The conventional diagnosis of tubercle infection in contact investigation was mainly based on the tuberculin reaction. However, in Japan, due to the influences of BCG vaccination, overdiagnosis could not be avoided in diagnosis using the tuberculin reaction. Shimouchi et al. [1] evaluated the results of tuberculosis contact group investigation in Osaka City, and reported that the accuracy of diagnosis was a problem since the diagnosis of tubercle infection was based only on the tuberculin reaction. However, due to the introduction of QuantiFERON-TB Gold (QFT-2G) or QuantiFERON-TB Gold In- Tube (QFT-3G), the accuracy of the diagnosis of tubercle infection has markedly increased. Mori et al. [2] reported that the sensitivity and specificity of QFT-2G were 89 and 98%, respectively, although the subjects consisted of patients with active tuberculosis because of the absence of a gold standard for the diagnosis of infection. Similarly, although the subjects consisted of patients with active tuberculosis, Harada et al. [3] reported a sensitivity and specificity of QFT-3G of 92.6 and 98.8%, respectively.

However, the evaluated risk factors for infection vary among contact investigations. There have been no studies on contact investigation in which the infection risk and risk factors including the contact time and space (floor area) were evaluated in detail using QFT-2G or QFT-3G (QFT hereafter) as a parameter of infection. Therefore, using QFT as a parameter of infection, we analyzed the results of tuberculosis contact group investigation performed in public health centers in Osaka City, and evaluated the infection risk.

The subjects consisted of 686 contacts, who were considered to require contact investigation by the Osaka City Public Health Office Evaluation Committee for Group Investigation (evaluation committee) and examined for tubercle infection using QFT between March 2008 and September 2011.

As factors in index patients possibly associated with infection in contacts, the sex, age, disease type on chest XP images, the grade of sputum smear positivity, and coughing period were investigated. In addition, as the status of contact with index patients, the contact time and floor area of the contact space as an environmental factor were investigated.

QFT results were evaluated in compliance with the Guidelines for the Use of QuantiFERON^®TB-2G [4] for QFT-2G and the Guidelines for the Use of QuantiFERON^®TB Gold [5] for QFT-3G. Negative QFT results were considered to indicate “absence of infection”, positive QFT results were considered to indicate “presence of infection”, and the infection risk was evaluated.
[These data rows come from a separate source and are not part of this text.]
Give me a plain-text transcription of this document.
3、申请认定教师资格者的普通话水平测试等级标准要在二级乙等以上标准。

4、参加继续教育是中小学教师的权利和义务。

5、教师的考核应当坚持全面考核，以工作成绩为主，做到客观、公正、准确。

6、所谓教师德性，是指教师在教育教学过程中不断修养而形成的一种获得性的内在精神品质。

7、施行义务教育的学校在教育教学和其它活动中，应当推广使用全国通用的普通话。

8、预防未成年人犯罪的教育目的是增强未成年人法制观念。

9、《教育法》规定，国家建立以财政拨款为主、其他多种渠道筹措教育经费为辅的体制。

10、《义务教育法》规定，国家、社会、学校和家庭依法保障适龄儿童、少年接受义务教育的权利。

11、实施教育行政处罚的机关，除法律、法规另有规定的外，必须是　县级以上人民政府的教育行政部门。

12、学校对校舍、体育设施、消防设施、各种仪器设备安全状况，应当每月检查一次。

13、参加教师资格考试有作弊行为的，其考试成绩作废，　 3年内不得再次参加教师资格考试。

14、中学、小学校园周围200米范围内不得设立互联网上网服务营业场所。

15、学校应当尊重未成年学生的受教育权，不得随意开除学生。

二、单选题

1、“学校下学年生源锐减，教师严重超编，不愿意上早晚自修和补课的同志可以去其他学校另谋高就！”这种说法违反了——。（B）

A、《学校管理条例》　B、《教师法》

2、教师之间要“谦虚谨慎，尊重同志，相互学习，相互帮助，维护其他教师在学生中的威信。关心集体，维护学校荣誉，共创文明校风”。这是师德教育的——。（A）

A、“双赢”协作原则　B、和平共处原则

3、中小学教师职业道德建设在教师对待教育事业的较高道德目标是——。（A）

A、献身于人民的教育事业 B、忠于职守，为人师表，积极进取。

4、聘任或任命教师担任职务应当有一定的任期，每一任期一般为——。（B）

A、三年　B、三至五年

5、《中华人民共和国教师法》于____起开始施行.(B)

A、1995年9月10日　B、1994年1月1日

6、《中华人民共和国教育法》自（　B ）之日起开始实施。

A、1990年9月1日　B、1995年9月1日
To compare factors between the presence and absence of infection, the t-test was used for continuous quantities and the χ² test for discrete quantities. To clarify factors associated with the presence or absence of infection, multiple logistic regression analysis was performed. For analysis, SPSS13.0J for Windows was used, and p < 0.05 was regarded as significant.
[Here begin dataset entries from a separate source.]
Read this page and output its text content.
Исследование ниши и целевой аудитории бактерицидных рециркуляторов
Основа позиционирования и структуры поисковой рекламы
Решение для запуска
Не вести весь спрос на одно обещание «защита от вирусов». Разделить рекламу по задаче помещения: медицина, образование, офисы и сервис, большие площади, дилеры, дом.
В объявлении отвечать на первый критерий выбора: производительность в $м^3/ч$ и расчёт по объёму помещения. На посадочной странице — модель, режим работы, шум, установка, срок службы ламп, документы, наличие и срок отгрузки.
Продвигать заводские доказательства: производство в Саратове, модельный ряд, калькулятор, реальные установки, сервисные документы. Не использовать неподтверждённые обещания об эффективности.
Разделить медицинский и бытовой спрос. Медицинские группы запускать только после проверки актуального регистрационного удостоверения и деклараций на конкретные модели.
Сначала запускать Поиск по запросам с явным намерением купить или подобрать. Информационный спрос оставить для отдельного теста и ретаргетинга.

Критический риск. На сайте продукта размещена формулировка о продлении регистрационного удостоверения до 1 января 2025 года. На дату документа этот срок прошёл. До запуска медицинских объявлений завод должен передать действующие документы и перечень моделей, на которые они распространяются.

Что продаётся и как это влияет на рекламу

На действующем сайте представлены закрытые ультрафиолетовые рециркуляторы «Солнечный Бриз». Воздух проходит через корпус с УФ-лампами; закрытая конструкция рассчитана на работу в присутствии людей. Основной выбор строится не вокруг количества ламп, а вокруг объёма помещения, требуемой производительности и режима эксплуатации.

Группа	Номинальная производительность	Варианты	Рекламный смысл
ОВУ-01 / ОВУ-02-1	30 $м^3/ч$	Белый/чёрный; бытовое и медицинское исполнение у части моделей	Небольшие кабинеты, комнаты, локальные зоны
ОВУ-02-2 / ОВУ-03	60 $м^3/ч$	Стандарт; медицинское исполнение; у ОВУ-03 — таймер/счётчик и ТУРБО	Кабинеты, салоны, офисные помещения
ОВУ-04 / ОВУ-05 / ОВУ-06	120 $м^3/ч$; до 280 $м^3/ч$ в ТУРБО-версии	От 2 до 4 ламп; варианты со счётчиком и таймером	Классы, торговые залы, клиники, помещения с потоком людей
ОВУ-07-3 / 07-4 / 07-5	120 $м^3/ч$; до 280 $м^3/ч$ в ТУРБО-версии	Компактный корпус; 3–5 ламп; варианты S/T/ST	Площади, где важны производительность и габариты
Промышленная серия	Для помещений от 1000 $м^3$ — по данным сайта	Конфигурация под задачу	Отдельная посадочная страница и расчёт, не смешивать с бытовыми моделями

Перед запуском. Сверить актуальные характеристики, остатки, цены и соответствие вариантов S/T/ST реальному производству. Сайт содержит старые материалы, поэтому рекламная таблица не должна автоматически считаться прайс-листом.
Background of index patients

There were 129 index patients, consisting of 68 males (52.7%) and 61 females (47.3%). Their ages ranged from 17 to 90 years (mean, 45.9 ± 17.5 years). Chest XP revealed cavity formation in 77 patients (59.7%). All patients were positive for sputum smears, and the grade of positivity was 1+ in 14 patients (10.9%), 2+ in 52 (40.3%), and 3+ in 63 (48.8%). The coughing period was ≥ 2 months in 72 patients (56.7%) (Table 1).

Table 1: Background of index cases.

Background of contacts and QFT

The contacts consisted of 366 males (53.4%) and 320 females (46.6%). Their ages ranged from 16 to 56 years (mean, 33.6 ± 9.3 years). The QFT result was negative in 525 contacts (76.5%), positive in 88 (12.8%), equivocal in 68 (9.9%), and indeterminate in 5 (0.7%) (Table 2).
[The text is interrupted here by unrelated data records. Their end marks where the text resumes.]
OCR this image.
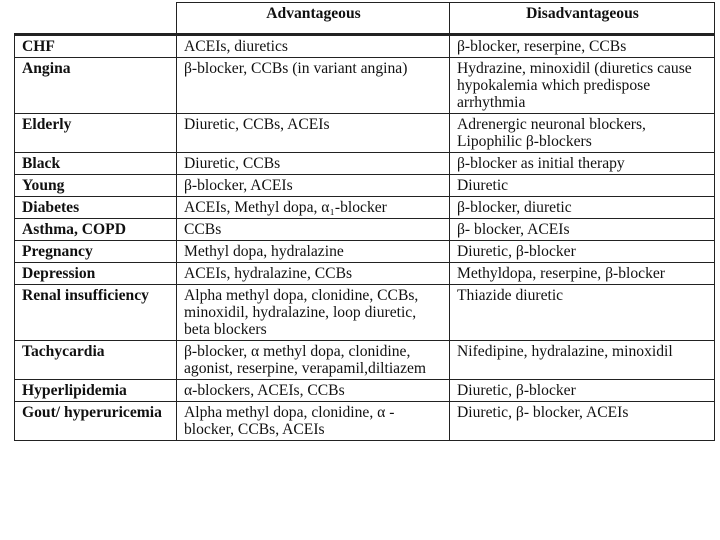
	Advantageous	Disadvantageous
CHF	ACEIs, diuretics	β-blocker, reserpine, CCBs
Angina	β-blocker, CCBs (in variant angina)	Hydrazine, minoxidil (diuretics cause hypokalemia which predispose arrhythmia
Elderly	Diuretic, CCBs, ACEIs	Adrenergic neuronal blockers, Lipophilic β-blockers
Black	Diuretic, CCBs	β-blocker as initial therapy
Young	β-blocker, ACEIs	Diuretic
Diabetes	ACEIs, Methyl dopa, α₁-blocker	β-blocker, diuretic
Asthma, COPD	CCBs	β- blocker, ACEIs
Pregnancy	Methyl dopa, hydralazine	Diuretic, β-blocker
Depression	ACEIs, hydralazine, CCBs	Methyldopa, reserpine, β-blocker
Renal insufficiency	Alpha methyl dopa, clonidine, CCBs, minoxidil, hydralazine, loop diuretic, beta blockers	Thiazide diuretic
Tachycardia	β-blocker, α methyl dopa, clonidine, agonist, reserpine, verapamil,diltiazem	Nifedipine, hydralazine, minoxidil
Hyperlipidemia	α-blockers, ACEIs, CCBs	Diuretic, β-blocker
Gout/ hyperuricemia	Alpha methyl dopa, clonidine, α - blocker, CCBs, ACEIs	Diuretic, β- blocker, ACEIs
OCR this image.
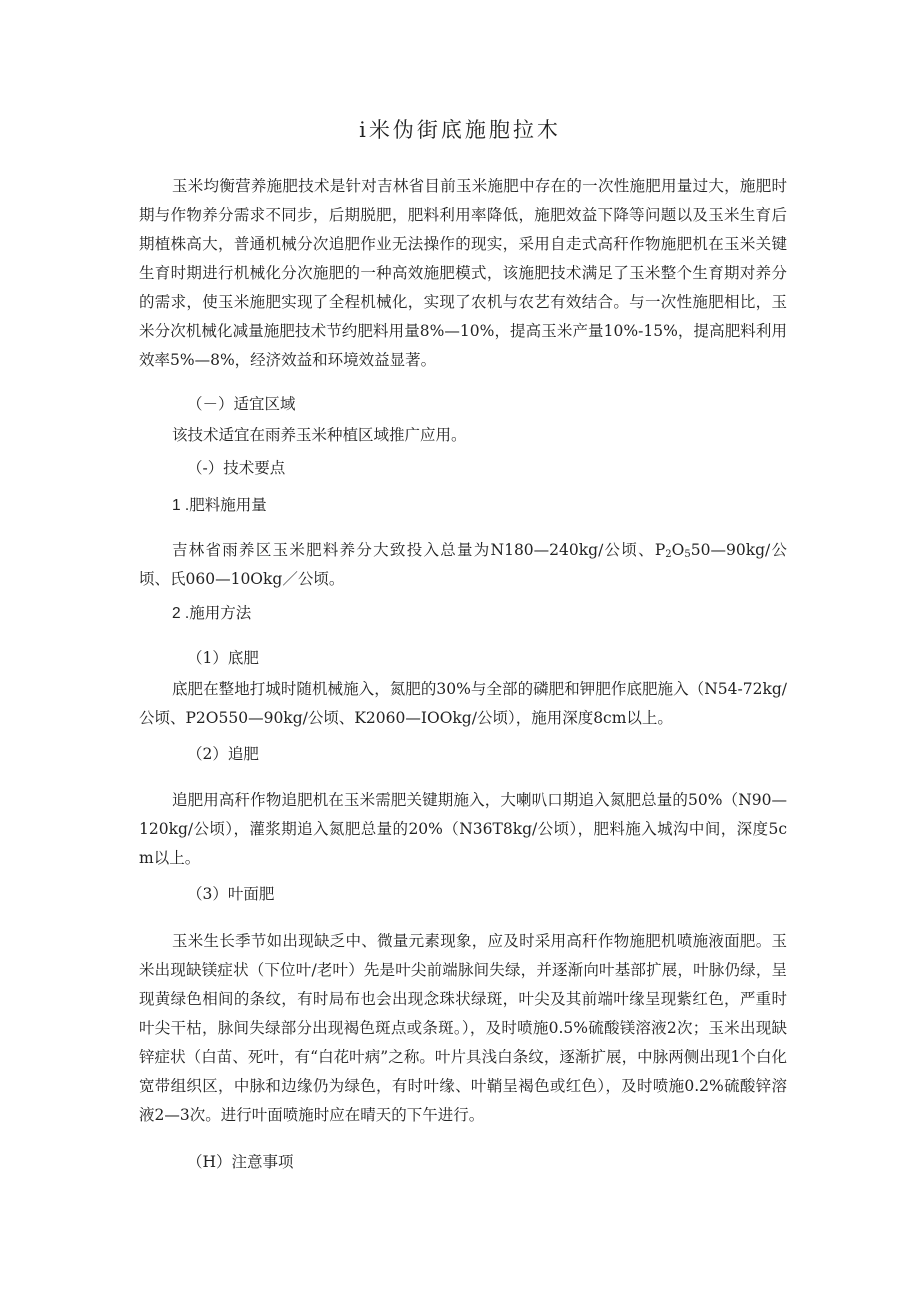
i米伪街底施胞拉木
玉米均衡营养施肥技术是针对吉林省目前玉米施肥中存在的一次性施肥用量过大，施肥时期与作物养分需求不同步，后期脱肥，肥料利用率降低，施肥效益下降等问题以及玉米生育后期植株高大，普通机械分次追肥作业无法操作的现实，采用自走式高秆作物施肥机在玉米关键生育时期进行机械化分次施肥的一种高效施肥模式，该施肥技术满足了玉米整个生育期对养分的需求，使玉米施肥实现了全程机械化，实现了农机与农艺有效结合。与一次性施肥相比，玉米分次机械化减量施肥技术节约肥料用量8%—10%，提高玉米产量10%-15%，提高肥料利用效率5%—8%，经济效益和环境效益显著。
（－）适宜区域
该技术适宜在雨养玉米种植区域推广应用。
（-）技术要点
1 .肥料施用量
吉林省雨养区玉米肥料养分大致投入总量为N180—240kg∕公顷、$P_2O_550—90kg∕$公顷、氏060—10Okg／公顷。
2 .施用方法
（1）底肥
底肥在整地打城时随机械施入，氮肥的30%与全部的磷肥和钾肥作底肥施入（N54-72kg∕公顷、P2O550—90kg∕公顷、K2060—IOOkg∕公顷），施用深度8cm以上。
（2）追肥
追肥用高秆作物追肥机在玉米需肥关键期施入，大喇叭口期追入氮肥总量的50%（N90—120kg∕公顷），灌浆期追入氮肥总量的20%（N36T8kg/公顷），肥料施入城沟中间，深度5cm以上。
（3）叶面肥
玉米生长季节如出现缺乏中、微量元素现象，应及时采用高秆作物施肥机喷施液面肥。玉米出现缺镁症状（下位叶/老叶）先是叶尖前端脉间失绿，并逐渐向叶基部扩展，叶脉仍绿，呈现黄绿色相间的条纹，有时局布也会出现念珠状绿斑，叶尖及其前端叶缘呈现紫红色，严重时叶尖干枯，脉间失绿部分出现褐色斑点或条斑。），及时喷施0.5%硫酸镁溶液2次；玉米出现缺锌症状（白苗、死叶，有“白花叶病”之称。叶片具浅白条纹，逐渐扩展，中脉两侧出现1个白化宽带组织区，中脉和边缘仍为绿色，有时叶缘、叶鞘呈褐色或红色），及时喷施0.2%硫酸锌溶液2—3次。进行叶面喷施时应在晴天的下午进行。
（H）注意事项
Table 2: QFT results of contacts in different age groups.

Association between the infectivity of index patients and presence/absence of infection in contacts

Negative OFT results were regarded as “absence of infection” and positive results as “presence of infection”, and the infection risk was analyzed using the χ² test. No significant difference was observed in the infection rate in the contacts between the sexes of the index patients. The age of the index patients was classified into ≤ 39, 40-59, and ≥ 60 years, but age was not significantly associated with the infection rate in the contacts. The infection rate in the contacts increased with an elevation in the extension of the lesion on chest XP in the index patients. This finding was more marked in the presence of bi- than unilateral lesions in the index patients, but there was no significant association between the infection rate and extent of the lesion for either bi- or unilateral lesions. However, the infection rate in the contacts was significantly higher in the presence of cavity formation than in its absence in the index patients. The infection rate in the contacts increased with a higher grade of sputum smear positivity in the index patients. The infection rate was slightly higher for a coughing period ≥ 2 months than for < 2 months in the index patients (Table 3).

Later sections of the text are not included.